19 of the 20 local authorities in the UK that saw the highest increase in child poverty were in the North West, East Midlands and West Midlands.

In some major cities, such as Birmingham, over 40 per cent of children under the age of 16 were in relative low income families. 40.6 per cent of children were in this position in Leicester, 40 per cent in Nottingham and 39.4 per cent in Manchester, according to the government data.

A household is considered to be in relative poverty if it is below 60 per cent of the median income after housing costs.

The statistics, released on Thursday, also show a significant increase in the share of pensioners in deprivation in the year 2022/23.

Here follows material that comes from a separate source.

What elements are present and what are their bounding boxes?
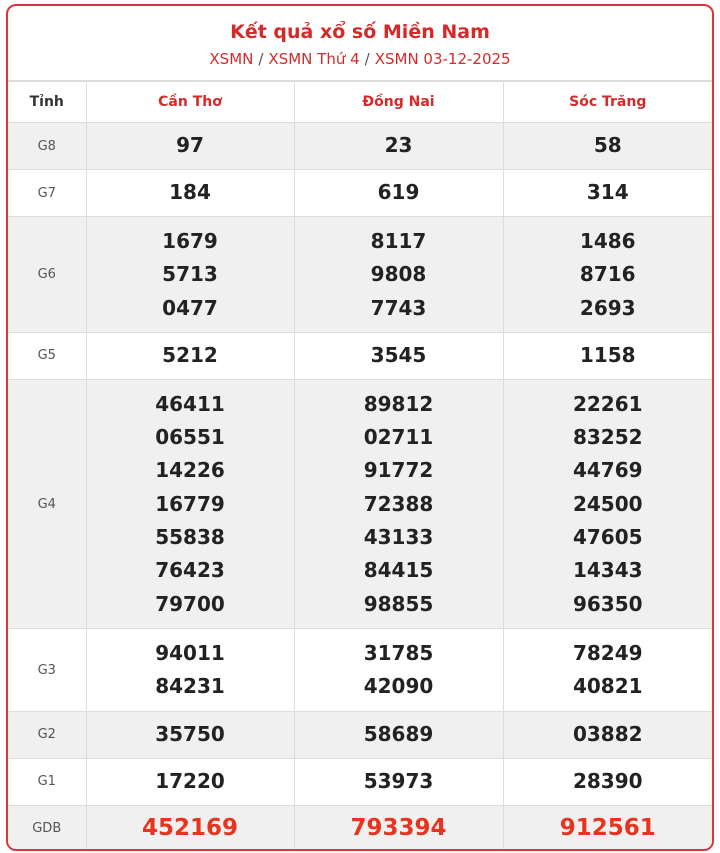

Eight per cent of pensioners in the UK are recorded as in material deprivation, meaning they were surviving without some of the basic essentials needed to live. This was up two per cent compared with 2020 figures, and estimated to be at the highest level since 2016.

This was the first recorded increase in deprivation amongst pensioners since 2014.

The estimated total number of people in relative low income was at 14.35 million in the year to March 2023, down from 14.40 million the previous year, according to the official figures.

Work and Pensions Secretary Mel Stride said the government had “stepped in with the biggest cost-of-living package in Europe, worth an average of £3,800 per household”, which he said has “prevented 1.3 million people from falling into poverty in 2022/23”.

He added: “Our decisive action to more than halve inflation has allowed us to deliver tax cuts worth an average £900 a year - putting more money directly in the pockets of hardworking families.

“On top of this, we’re bringing in the biggest ever rise to the National Living Wage, so more people can achieve long-term financial security through work.

“We’re also going further in April, by uprating benefits and pensions to support millions of people on the lowest incomes and extending the Household Support Fund to provide vital support for those most in need.

“The plan is working, and we need to stick to it to deliver a brighter future and economic security for everyone.”